The Browns take in Paddington, giving him a room in the family home at safe and idyllic 32 Windsor Gardens. Though he's a bear, and everyone knows he's a bear, he wanders around without anyone finding that the least bit strange.
Peru was chosen as his birthplace because Bond thought most people in 1958 Britain would find it very remote. Initially, Bond considered having Paddington come from Africa, but his agent told him there were no bears there.
"A Bear Called Paddington" was soon followed by more than a dozen other novels and picture books. A television program spread his reach even more. At Paddington station, a bronze statue was erected in his honor.
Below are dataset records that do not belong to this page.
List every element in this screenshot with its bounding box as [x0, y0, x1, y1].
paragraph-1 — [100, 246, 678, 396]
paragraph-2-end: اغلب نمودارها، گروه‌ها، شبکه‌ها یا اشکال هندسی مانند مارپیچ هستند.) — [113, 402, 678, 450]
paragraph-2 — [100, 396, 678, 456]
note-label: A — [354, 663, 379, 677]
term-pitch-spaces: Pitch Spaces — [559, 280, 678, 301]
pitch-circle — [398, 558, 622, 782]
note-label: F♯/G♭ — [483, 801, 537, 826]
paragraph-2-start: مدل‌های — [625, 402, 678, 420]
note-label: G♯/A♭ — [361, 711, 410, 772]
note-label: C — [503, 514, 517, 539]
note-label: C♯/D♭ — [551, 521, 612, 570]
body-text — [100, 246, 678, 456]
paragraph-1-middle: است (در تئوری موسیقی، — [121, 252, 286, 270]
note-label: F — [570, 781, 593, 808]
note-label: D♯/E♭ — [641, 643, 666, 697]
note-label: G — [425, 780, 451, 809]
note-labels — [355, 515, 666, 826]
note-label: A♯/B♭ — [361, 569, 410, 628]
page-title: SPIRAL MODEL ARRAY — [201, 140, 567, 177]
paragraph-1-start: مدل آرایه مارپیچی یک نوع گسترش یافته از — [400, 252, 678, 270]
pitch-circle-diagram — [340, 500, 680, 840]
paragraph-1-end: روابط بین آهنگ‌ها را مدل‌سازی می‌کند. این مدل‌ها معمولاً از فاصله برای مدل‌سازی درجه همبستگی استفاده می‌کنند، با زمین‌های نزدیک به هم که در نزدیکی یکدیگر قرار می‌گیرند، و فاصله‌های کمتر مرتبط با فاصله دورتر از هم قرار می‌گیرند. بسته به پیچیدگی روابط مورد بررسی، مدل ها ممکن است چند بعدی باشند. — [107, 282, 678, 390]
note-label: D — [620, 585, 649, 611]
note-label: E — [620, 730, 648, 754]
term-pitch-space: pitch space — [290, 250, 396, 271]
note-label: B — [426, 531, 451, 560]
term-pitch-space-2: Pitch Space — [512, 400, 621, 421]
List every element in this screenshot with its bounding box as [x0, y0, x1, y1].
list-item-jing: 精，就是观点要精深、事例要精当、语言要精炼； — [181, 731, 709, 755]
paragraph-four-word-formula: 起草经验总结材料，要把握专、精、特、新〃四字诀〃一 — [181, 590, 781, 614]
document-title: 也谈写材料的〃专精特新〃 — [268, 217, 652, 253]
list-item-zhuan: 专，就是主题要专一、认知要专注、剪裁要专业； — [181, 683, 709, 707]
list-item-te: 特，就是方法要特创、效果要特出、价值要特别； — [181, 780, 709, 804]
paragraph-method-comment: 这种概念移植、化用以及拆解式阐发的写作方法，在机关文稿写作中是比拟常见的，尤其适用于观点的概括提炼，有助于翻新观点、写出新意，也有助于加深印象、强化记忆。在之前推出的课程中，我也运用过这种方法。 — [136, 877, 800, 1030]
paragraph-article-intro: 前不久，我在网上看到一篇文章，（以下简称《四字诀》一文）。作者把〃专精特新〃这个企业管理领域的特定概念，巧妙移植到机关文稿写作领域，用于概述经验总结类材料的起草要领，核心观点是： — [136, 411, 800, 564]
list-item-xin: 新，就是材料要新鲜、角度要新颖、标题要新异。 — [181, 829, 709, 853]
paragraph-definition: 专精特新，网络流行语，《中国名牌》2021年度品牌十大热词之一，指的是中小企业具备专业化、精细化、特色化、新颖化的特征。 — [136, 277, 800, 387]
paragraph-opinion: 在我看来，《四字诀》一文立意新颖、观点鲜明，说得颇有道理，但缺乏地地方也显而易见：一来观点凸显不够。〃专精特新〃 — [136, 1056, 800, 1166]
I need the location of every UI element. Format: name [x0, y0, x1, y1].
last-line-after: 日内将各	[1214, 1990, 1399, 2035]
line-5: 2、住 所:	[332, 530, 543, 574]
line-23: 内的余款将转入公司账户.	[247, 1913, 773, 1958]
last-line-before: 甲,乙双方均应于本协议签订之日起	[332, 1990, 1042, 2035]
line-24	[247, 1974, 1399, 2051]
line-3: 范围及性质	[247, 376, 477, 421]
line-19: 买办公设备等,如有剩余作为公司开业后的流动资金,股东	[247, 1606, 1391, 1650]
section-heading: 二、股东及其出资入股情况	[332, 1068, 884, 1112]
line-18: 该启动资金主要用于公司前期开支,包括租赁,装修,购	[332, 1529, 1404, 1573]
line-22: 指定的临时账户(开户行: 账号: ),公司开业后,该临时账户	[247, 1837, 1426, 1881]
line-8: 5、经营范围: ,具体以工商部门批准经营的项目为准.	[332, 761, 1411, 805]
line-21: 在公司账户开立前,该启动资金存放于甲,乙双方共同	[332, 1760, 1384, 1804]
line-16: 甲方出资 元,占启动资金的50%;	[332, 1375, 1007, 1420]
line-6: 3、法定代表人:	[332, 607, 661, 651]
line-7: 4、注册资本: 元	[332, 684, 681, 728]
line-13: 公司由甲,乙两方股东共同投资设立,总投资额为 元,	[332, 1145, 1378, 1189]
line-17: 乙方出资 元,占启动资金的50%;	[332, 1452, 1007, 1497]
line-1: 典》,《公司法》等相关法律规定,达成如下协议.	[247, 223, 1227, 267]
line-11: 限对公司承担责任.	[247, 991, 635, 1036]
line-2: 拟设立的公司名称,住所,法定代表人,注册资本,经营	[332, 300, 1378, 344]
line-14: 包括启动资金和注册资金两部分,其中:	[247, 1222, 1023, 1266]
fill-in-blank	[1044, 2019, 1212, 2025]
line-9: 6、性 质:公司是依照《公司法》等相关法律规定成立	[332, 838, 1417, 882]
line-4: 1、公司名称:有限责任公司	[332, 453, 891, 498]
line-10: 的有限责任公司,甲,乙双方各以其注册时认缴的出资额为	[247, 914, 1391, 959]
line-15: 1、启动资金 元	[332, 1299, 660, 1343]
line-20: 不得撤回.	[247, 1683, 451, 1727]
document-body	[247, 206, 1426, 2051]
Visitors often sit near him with their lunches. Some, like Otto Sumner, 3, climb all over him and give him hugs.
"I like his suitcase," Otto said. "He likes to eat marmalade sandwiches."
Marmalade, not surprisingly, is a Bond favorite, too. His young fans used to send him jars, but Bond is invariably disappointed when he stops by the post office to pick up parcels full of shattered glass. He says sometimes he wished he'd picked "something more exotic, like truffles."
Paddington is a respectful bear. Foreseeing his future, his Aunt Lucy teaches him English and grounds him in the virtues of good manners. Like Bond's father, Paddington tips his hat to be polite and afflicts his detractors with a withering "hard stare."
Children bond with Paddington, says author Francesca Simon, because they see a creature smaller and more lost than they are. They understand what it's like to get into trouble. Plus, there's something appealing about having a secret history and a magical past.
"It's quite something to create a character that lives for such a long time," says Simon, the creator of the popular Horrid Henry series. "He's created something iconic."
In his latest adventure, Paddington leaves his shopping cart on wheels outside a store for just a moment to run inside and buy bottled water. He comes outside to learn it has been whisked away by the traffic officials. "We all know the feeling," London's Times newspaper reported, summing up the sentiments of a car-clamp aggrieved nation. In one episode, he encounters a tabloid writer posing as an immigration inspector. The writer asks Paddington a series of questions, including one about his "views." Paddington's response: He can see the British Telecom Tower on a clear day.
Getting in the spirit of the anniversary and not wishing a national treasure to be stranded Peru's Embassy in London issued Paddington a larger than life passport so that the stowaway won't have to sneak around. But Bond says that wasn't really necessary: With the mirth of a child who knows something his parents don't, he says that Paddington already had that covered.
"He's got a secret compartment in his suitcase, you see," he whispers with a grin and a nod.
The book, which went on sale in Britain and the United States last week, will just be the beginning of this year's Paddingtonmania. A Paddington movie is in the works. An anniversary range of clothing, rugs and garden accessories will be launched. A special Web site devoted to the anniversary, www.paddington50th.com, will help fans keep track of events.
The schedule is a testament to the enduring appeal of Bond's "doodle" a bear that became part of his family. He and his ex-wife, with whom he is still on good terms, still share custody of the original bear an arrangement that has been rather difficult this year because of all the anniversary events."He's very real," Bond says. "If I met him on the street, he'd raise his hat to me."
Associated Press writer Emily Ristow in London contributed to this story.